Intel wil zijn eigen Gaudi-accelerators erg competitief in de markt zetten vergeleken met die van Nvidia. Zo hoopt het bedrijf een significant deel van het AI-laken naar zich toe te trekken.
Wie AI zegt, zegt Nvidia, en dat vindt Intel spijtig. CEO Pat Gelsinger wil op Computex een einde maken aan de dominantie van Nvidia-accelerators in AI-training en inferentie. Daar moeten de Gaudi-accelerators van het bedrijf voor zorgen. Of, meer specifiek gesteld: dat moeten de prijzen van die accelerators verwezenlijken.

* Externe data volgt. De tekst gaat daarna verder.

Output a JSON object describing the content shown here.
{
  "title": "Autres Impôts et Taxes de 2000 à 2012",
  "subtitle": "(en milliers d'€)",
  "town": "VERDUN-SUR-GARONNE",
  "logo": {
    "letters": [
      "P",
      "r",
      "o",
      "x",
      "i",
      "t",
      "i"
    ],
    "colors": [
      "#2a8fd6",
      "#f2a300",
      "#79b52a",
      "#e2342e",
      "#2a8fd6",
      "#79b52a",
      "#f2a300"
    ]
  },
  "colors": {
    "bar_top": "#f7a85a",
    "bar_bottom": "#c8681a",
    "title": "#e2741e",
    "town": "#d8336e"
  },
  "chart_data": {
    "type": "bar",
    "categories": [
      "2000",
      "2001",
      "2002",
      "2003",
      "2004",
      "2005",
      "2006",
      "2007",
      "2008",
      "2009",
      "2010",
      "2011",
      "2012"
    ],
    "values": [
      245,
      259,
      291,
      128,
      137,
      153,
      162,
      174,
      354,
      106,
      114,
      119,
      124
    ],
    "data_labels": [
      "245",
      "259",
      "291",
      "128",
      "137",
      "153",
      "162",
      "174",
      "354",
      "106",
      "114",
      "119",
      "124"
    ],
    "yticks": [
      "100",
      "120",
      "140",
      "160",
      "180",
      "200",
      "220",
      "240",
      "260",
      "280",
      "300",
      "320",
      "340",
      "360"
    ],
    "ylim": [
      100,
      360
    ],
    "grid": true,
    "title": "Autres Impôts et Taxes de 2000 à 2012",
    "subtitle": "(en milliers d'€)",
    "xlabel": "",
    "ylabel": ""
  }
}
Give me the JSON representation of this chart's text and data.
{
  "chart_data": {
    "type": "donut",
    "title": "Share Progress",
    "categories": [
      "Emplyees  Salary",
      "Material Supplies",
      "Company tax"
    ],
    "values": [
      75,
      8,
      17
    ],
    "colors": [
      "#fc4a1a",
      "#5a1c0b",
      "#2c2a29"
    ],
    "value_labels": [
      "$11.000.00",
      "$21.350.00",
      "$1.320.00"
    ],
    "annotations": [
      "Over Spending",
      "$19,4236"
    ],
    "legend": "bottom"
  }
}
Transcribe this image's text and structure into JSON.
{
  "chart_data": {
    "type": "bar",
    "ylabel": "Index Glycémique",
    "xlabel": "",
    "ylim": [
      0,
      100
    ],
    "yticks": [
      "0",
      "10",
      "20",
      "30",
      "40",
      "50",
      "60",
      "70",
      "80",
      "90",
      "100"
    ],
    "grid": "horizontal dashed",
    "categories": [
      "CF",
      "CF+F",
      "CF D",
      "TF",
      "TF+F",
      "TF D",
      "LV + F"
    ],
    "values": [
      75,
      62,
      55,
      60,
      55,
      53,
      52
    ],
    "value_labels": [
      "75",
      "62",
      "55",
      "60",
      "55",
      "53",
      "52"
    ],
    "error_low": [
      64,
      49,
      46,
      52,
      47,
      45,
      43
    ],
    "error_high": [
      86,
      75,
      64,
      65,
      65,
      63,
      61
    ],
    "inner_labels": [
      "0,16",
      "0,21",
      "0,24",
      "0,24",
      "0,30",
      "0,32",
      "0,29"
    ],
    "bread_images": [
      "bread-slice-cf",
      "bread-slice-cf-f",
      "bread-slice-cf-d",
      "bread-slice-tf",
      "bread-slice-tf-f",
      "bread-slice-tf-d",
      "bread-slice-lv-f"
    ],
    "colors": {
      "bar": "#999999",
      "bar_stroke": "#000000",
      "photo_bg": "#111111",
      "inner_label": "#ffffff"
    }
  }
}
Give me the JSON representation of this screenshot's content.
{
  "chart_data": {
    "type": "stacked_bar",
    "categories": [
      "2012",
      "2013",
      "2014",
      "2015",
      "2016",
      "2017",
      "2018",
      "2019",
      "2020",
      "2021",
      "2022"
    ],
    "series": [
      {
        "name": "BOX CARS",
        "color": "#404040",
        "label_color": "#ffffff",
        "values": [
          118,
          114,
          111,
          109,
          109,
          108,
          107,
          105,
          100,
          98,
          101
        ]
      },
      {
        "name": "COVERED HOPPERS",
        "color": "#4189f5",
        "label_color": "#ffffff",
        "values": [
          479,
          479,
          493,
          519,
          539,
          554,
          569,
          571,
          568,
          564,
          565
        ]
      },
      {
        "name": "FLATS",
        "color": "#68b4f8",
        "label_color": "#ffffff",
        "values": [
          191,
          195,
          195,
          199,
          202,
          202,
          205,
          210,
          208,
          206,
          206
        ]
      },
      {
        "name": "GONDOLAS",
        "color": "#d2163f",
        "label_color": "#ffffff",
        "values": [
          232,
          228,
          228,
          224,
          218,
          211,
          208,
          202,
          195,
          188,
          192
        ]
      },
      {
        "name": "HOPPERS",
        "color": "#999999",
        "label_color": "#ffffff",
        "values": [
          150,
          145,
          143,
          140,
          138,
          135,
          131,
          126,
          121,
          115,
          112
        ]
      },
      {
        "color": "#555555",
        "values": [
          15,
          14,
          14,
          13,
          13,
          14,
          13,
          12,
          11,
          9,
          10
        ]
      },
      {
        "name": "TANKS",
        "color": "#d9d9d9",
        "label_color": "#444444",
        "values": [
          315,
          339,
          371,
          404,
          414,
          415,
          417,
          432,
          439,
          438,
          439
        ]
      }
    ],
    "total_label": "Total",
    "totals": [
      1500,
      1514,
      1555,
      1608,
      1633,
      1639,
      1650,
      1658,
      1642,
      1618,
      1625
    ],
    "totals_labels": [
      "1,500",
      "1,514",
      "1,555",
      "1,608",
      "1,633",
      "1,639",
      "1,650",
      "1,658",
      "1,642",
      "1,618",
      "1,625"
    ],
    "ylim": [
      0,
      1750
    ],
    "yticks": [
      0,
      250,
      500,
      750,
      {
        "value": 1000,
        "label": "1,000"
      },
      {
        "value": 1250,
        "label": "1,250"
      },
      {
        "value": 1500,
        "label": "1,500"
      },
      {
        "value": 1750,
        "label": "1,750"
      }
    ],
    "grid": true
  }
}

Gelsinger geeft immers mee dat een enkele Gaudi 3-accelerator over de toonbank zal gaan voor ongeveer 15.000 dollar. Dat is de helft van wat Nvidia voor zijn Hopper-GPU’s vraagt. Bovendien worden beschikbare Hopper-GPU’s sneller opgekocht dan ze van de band rollen, voornamelijk door hyperscalers en enkele andere grote bedrijven.
Competitief met H100
Intel positioneert zijn Gaudi 3-accelerator als competitief vergeleken met de Nvidia H100. Gaudi zou Hopper in verschillende relevante benchmarks zelfs overtreffen. Bovendien omarmt Intel meer open standaarden voor de chip, zoals Ethernet. Nvidia van zijn kant combineert zijn accelerators met eigen interconnects in servers.
Puur op prestatievlak loopt Intel een generatie achter op Nvidia. De Nvidia Hopper H100 kent immers al een opvolger in de vorm van de Nvidia Blackwell B100 (en B200 en GB200). Die monsterlijke accelerators vreten tussen de 700 watt en de 1.200 watt en zijn de krachtigste in hun soort. De GPU’s zullen dit jaar nog beschikbaar zijn, maar het is onduidelijk in welk volume.
Intel hoeft echter niet de allerkrachtigste chips uit te brengen om relevant te zijn. Gaudi 3 lijkt absoluut performant voor gebruik in zelfs de meest high-end toepassingen, met een vriendelijker prijskaartje en vermoedelijk grotere beschikbaarheid. Daar zit potentieel in.